Baker tira un coup de feu. L’arme émit un sifflement et un petit morceau de la façade en brique à la droite de Zéro explosa, envoyant de minuscules éclats de pierre contre son visage.
Il leva les mains en un instant. “Wow ! Ok. Bon sang, je vais vous dire tout.” Toutefois, ses pulsations accélérèrent à peine.
J’ai ce qu’ils veulent. C’est moi qui ai le contrôle.
“Il s’agit d’une clé USB avec des informations dessus.”
“Donne-la-nous,” ordonna Baker.
“Est-ce que je peux la chercher dans ma poche ?”
“Lentement,” grommela Baker avec son Sig Sauer pointé sur le front de Zéro.
“Ok.” Zéro montra sa main gauche vide, remua ses doigts, puis fourra lentement sa main dans la poche de son pantalon. Baker est à environ cinq mètres. Avec sa main dans la poche, il saisit la clé USB à deux doigts, la tenant entre l’index et le majeur. Stevens est à peu près à sept mètres. Il prit le couteau à cran d’arrêt dans sa paume en le tenant entre l’annulaire et l’auriculaire, le maintenant avec son pouce. Tout comme la Percée de Tueller.
Ce matin-là, il aurait juré ne jamais avoir entendu le nom de Dennis Tueller, mais quiconque ayant jamais été entraîné à manier le couteau au milieu d’armes à feu le connaissait. En 1983, le Sergent Tueller avait procédé à une série de tests afin de déterminer à quelle vitesse un attaquant avec un couteau pouvait couvrir une distance d’approximativement sept mètres… et si sa cible, avec une arme dans son étui, pouvait réagir à temps.
Moins de deux secondes. C’était le temps moyen qu’il fallait à un attaquant pour courir sur sept mètres, soit la position de Stevens, vers sa cible. Le problème était que l’arme de Baker était déjà dégainée.
Mais pas celle de Stevens.
“Tu la vois ?” Zéro leva la clé USB coincée entre ses deux doigts, gardant bien sa paume invisible pour Baker.
“Lance-la,” demanda Baker. Derrière l’épaule du mercenaire, il vit marcher quelques passants qui discutaient et rigolaient en passant devant l’embouchure de l’étroite ruelle. Parmi eux, un jeune homme jeta un coup d’œil vers eux, mais il ne vit pas le Sig Sauer étant donné que Baker était de dos. Aussi, le jeune homme fronça brièvement les sourcils et continua sa promenade.

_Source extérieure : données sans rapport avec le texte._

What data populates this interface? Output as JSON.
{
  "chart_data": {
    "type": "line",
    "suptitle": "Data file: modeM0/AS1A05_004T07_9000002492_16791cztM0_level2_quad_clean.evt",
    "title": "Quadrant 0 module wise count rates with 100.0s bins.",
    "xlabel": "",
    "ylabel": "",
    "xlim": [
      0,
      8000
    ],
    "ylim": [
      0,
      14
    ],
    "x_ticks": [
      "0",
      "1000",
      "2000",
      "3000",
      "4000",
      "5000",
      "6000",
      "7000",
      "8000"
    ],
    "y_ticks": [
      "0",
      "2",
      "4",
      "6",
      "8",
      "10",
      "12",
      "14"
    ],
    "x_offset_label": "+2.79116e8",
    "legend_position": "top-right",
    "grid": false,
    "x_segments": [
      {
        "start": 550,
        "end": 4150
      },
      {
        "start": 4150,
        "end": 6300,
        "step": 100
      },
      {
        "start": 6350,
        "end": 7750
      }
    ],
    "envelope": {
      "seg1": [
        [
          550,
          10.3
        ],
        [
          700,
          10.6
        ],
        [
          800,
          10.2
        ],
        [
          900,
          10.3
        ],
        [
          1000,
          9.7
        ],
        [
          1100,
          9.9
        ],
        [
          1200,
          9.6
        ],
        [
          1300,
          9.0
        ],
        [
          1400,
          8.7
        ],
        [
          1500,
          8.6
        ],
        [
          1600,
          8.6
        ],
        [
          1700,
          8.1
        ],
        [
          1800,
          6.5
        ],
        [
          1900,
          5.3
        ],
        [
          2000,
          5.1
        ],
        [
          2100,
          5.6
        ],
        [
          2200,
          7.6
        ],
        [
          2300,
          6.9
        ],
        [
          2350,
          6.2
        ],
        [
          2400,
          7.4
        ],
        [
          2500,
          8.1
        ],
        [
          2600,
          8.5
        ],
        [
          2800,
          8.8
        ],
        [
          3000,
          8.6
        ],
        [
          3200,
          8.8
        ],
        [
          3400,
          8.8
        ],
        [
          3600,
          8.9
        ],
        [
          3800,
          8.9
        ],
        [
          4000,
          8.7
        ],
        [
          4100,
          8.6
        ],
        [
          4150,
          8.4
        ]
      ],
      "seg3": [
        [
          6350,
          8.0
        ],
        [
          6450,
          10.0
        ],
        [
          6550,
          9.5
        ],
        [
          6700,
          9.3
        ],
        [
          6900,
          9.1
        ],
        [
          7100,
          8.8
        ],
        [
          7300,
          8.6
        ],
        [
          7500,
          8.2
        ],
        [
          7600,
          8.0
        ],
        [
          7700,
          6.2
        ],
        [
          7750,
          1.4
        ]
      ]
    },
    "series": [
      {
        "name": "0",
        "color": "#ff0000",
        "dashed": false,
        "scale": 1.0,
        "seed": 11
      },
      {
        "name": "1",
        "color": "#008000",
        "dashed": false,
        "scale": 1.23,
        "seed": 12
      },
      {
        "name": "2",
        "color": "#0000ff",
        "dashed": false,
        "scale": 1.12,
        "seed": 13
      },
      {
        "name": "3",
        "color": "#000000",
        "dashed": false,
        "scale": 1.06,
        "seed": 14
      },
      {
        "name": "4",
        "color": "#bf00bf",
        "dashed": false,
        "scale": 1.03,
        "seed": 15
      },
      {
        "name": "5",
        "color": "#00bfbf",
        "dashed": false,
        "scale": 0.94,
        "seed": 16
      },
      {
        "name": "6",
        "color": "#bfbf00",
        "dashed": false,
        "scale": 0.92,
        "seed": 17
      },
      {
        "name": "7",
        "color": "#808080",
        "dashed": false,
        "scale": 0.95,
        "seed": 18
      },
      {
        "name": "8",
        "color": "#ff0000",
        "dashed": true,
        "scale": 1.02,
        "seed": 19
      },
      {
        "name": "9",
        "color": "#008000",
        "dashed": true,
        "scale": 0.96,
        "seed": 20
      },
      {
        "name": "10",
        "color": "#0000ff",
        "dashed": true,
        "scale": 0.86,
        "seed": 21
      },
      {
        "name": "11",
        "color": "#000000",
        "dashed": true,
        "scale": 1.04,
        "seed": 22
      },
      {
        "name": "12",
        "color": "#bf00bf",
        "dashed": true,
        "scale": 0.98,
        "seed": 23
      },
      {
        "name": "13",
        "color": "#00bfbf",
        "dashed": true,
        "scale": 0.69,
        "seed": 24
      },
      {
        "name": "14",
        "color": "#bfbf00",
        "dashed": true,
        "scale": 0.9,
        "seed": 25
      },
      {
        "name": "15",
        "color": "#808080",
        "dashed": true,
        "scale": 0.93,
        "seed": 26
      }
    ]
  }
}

Il faut vraiment que je crée une distraction. Mais Zéro ne comptait pas appeler qui que ce soit, car il ne voulait mettre personne en danger.
L’une des mains de Baker quitta le pistoler et il la tendit, paume vers le haut, attendant que Zéro lui lance la clé USB.
Aussi, il s’exécuta. Il recourba son bras en arrière et jeta la clé USB vers Baker dans un mouvement qui la fit s’élever en arc de cercle. En lâchant la clé, il fit glisser le couteau à cran d’arrêt dans sa paume pour le saisir des doigts.
Puis il s’élança comme une flèche, ouvrant le couteau en même temps.
Alors que Baker quittait des yeux sa cible pour regarder la minuscule clé noire voler en arc de cercle dans les airs, Zéro courut depuis sa position… mais pas vers Baker. Il se rua comme un fou vers le type costaud.
Une virgule quatre secondes. Il avait effectué la Percée Tueller un millier de fois, s’étant entraîné pour ce scenario exact, et il s’en rappelait aussi clairement que si ça c’était passé hier. Un pistolet-radar de haute précision sur le terrain d’entraînement de la CIA l’avait chronométré à une moyenne d’une virgule quatre secondes pour atteindre une cible se trouvant approximativement à sept mètres.
La quantité de calculs mathématiques qui lui traversa l’esprit en un instant était impressionnante. Ce savoir avait toujours été là, ancré à la suite d’une somme insensée de gestes répétés et d’études, enfermé dans les tréfonds de son système limbique en attendant l’occasion de surgir à nouveau. La vitesse moyenne de réaction humaine allait d’une demi-seconde à trois-quarts de seconde. Même un professionnel comme Baker avait besoin d’au moins un quart de seconde entre deux tirs sur un pistolet semi-automatique comme le Sig Sauer. Et Zéro était une cible mobile.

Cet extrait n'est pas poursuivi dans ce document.